By Zihna Gordon
When I was 16 my family moved to a new town and a new denomination. The national leadership of the United Church of Christ had just informed local congregations that by their polity, the issue of whether each church identified themselves as “open and affirming” was each church’s business to decide.
Feeling pressure to self-define, our church reluctantly waded into the conversation. It was a tense, hot time, rife with long meetings, snapping tempers and nasty gossip. Pews emptied week by week of friends from both sides of the discussion.
In the end, the church chose not to adopt that designation. We’d found our answer but halved our population. Two-thirds of our ministers had quit. And I had learned: the process engaged in a demanding discussion is every bit as important as the conclusion.
The Cooperative Baptist Fellowship and Mercer University are planning a critical conversation for a critical time. In the face of cultural realities such as increasing divorce, cohabitation and committed same-gender relationships, A [Baptist] Conversation on Sexuality and Covenant will provide space to consider the traditional Baptist sexual ethic: Sexual expression is a sacred gift from God that is reserved for the lifetime marriage covenant between one man and one woman…
I am proud of us for this courage. It is right for Christians to engage the culture and offer it the best we know of how to be whole as humans. To withdraw when something is shifting is to abdicate our salt-and-light identity, and to show our faith principles irrelevant to our time.

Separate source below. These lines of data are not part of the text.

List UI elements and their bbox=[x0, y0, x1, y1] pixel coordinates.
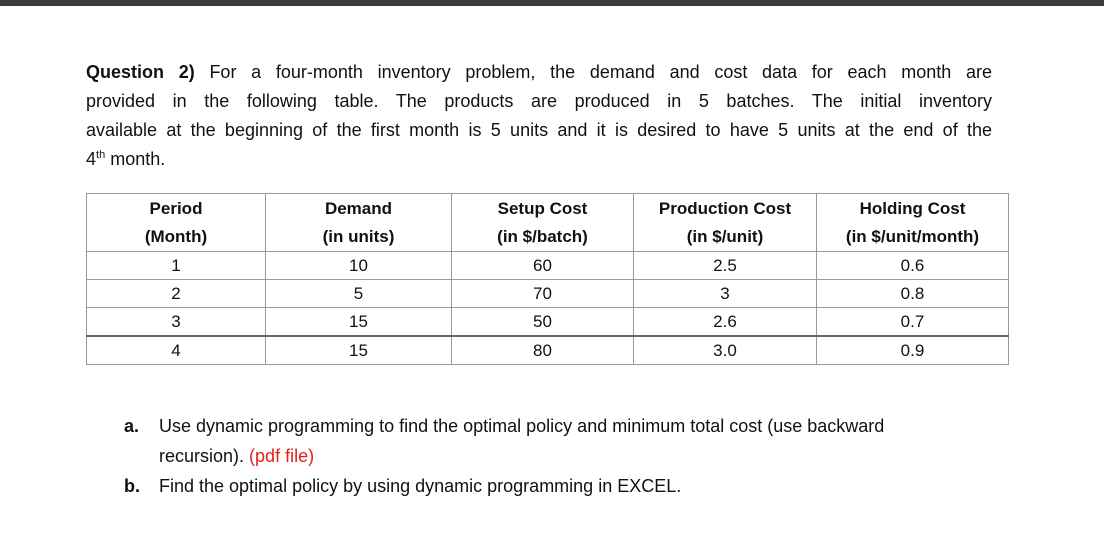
top-bar bbox=[0, 0, 1104, 6]
header-text: Period bbox=[149, 198, 203, 218]
table-cell: 3 bbox=[633, 279, 817, 308]
table-cell: 10 bbox=[265, 251, 452, 280]
task-marker: a. bbox=[124, 416, 140, 436]
table-cell: 15 bbox=[265, 307, 452, 337]
table-cell: 80 bbox=[451, 335, 634, 365]
task: b. Find the optimal policy by using dyna… bbox=[124, 471, 884, 501]
table-cell: 2.5 bbox=[633, 251, 817, 280]
table-row: 2 5 70 3 0.8 bbox=[86, 279, 1009, 308]
table-cell: 3.0 bbox=[633, 335, 817, 365]
question-line: Question 2) For a four-month inventory p… bbox=[86, 58, 992, 87]
table-cell: 50 bbox=[451, 307, 634, 337]
header-text: Holding Cost bbox=[859, 198, 966, 218]
table-row: 1 10 60 2.5 0.6 bbox=[86, 251, 1009, 280]
table-cell: 5 bbox=[265, 279, 452, 308]
header-text: (in $/batch) bbox=[497, 226, 588, 246]
table-cell: 0.7 bbox=[816, 307, 1009, 337]
table-cell: 2.6 bbox=[633, 307, 817, 337]
header-text: (in $/unit) bbox=[686, 226, 764, 246]
question-text: month. bbox=[105, 149, 166, 169]
header-text: Production Cost bbox=[658, 198, 792, 218]
table-row: 4 15 80 3.0 0.9 bbox=[86, 335, 1009, 365]
table-cell: 4 bbox=[86, 335, 266, 365]
table-cell: 70 bbox=[451, 279, 634, 308]
header-cell: Period (Month) bbox=[86, 193, 266, 252]
header-cell: Demand (in units) bbox=[265, 193, 452, 252]
table-body: 1 10 60 2.5 0.6 2 5 70 3 0.8 3 15 50 2.6 0.7 4 15 80 3.0 0.… bbox=[86, 251, 1009, 365]
header-row: Period (Month) Demand (in units) Setup Cost (… bbox=[86, 193, 1009, 252]
task-note: (pdf file) bbox=[249, 446, 315, 466]
task-list: a. Use dynamic programming to find the o… bbox=[124, 411, 884, 501]
header-cell: Setup Cost (in $/batch) bbox=[451, 193, 634, 252]
question-line: 4th month. bbox=[86, 145, 992, 174]
task: a. Use dynamic programming to find the o… bbox=[124, 411, 884, 471]
question: Question 2) For a four-month inventory p… bbox=[86, 58, 992, 174]
table-row: 3 15 50 2.6 0.7 bbox=[86, 307, 1009, 337]
table-cell: 15 bbox=[265, 335, 452, 365]
task-text: Use dynamic programming to find the opti… bbox=[159, 416, 885, 436]
header-text: (Month) bbox=[144, 226, 208, 246]
table-cell: 3 bbox=[86, 307, 266, 337]
question-line: provided in the following table. The pro… bbox=[86, 91, 992, 111]
header-cell: Production Cost (in $/unit) bbox=[633, 193, 817, 252]
task-marker: b. bbox=[124, 476, 140, 496]
table-cell: 60 bbox=[451, 251, 634, 280]
task-text: recursion). bbox=[159, 446, 245, 466]
data-table: Period (Month) Demand (in units) Setup Cost (… bbox=[86, 193, 1009, 365]
table-cell: 0.9 bbox=[816, 335, 1009, 365]
ordinal-suffix: th bbox=[96, 149, 106, 161]
header-text: Demand bbox=[324, 198, 393, 218]
table-cell: 0.8 bbox=[816, 279, 1009, 308]
header-text: (in units) bbox=[322, 226, 395, 246]
table-cell: 0.6 bbox=[816, 251, 1009, 280]
header-text: Setup Cost bbox=[497, 198, 588, 218]
ordinal: 4 bbox=[86, 149, 97, 169]
table-cell: 2 bbox=[86, 279, 266, 308]
question-line: available at the beginning of the first … bbox=[86, 120, 992, 140]
question-text: For a four-month inventory problem, the … bbox=[209, 62, 992, 82]
table-cell: 1 bbox=[86, 251, 266, 280]
task-text: Find the optimal policy by using dynamic… bbox=[159, 476, 682, 496]
header-cell: Holding Cost (in $/unit/month) bbox=[816, 193, 1009, 252]
question-label: Question 2) bbox=[86, 62, 195, 82]
header-text: (in $/unit/month) bbox=[845, 226, 980, 246]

Yet these are dangerous waters. Addressing cultural shifts in the form of civil and women’s rights has decimated denominations in the past, and those groups that have engaged discussion about LGBTQ issues have likewise faced their own conflict and rifts. It is reasonable to enter this discourse with fear and trembling. Yet we possess one incredibly powerful resource that other groups lack: We are Baptist.
In The Baptist Identity: Four Fragile Freedoms, Walter Shurden gives four ideals from Baptist history than can orient us for this discussion and give us tools to engage it with courage, wisdom and grace.
Bible Freedom is the right and responsibility of every believer to study the scriptures herself, with the best scholarship available, free before the leading of God. For this discussion, that will mean careful consideration of both the passages that have helped Baptists form our sexual ethic and those that show us how to treat people who are different from us.
Soul Freedom is the right and responsibility of each person to interact with God free of imposition by creed, clergy or government. As non-creedal people, what marks a true Baptist is not so much what he believes, but how that position was reached. One’s personal searching with God is absolutely paramount, and room must be left by each of us for the possibility of a surprise.
Church Freedom is the right and responsibility of each church body to discern and live out its own calling. We may be drawn to different positions in this discussion. We’re not meant to be transplanted copies of each other, nor should differences keep us from fellowship or working together toward common goals.
Religious Freedom is the right and responsibility of each believer to maintain distinct relationships to spiritual and civic realms. The Baptist movement arose out of an abusive state-imposed church system; sometimes Christ and Caesar are at odds. Technically, it would be very Baptist for a body to maintain a neutral position toward the government’s definition of marriage as they determine their position.
In addition to these beautiful ideals, CBF Baptists have one final asset from history: memory of a time the practices were not engaged. We carry the scars of having lost an organization we love because we were outvoted. We know how it feels to not be heard through an agenda, to be outcast from a group that has no authoritarian Bible interpretation, no authority over the individual believer or local congregation, no creed.
How we treat each other now could redeem the CBF experience by refusing to do as we were taught. We can break the cycle of violence, and model a different way.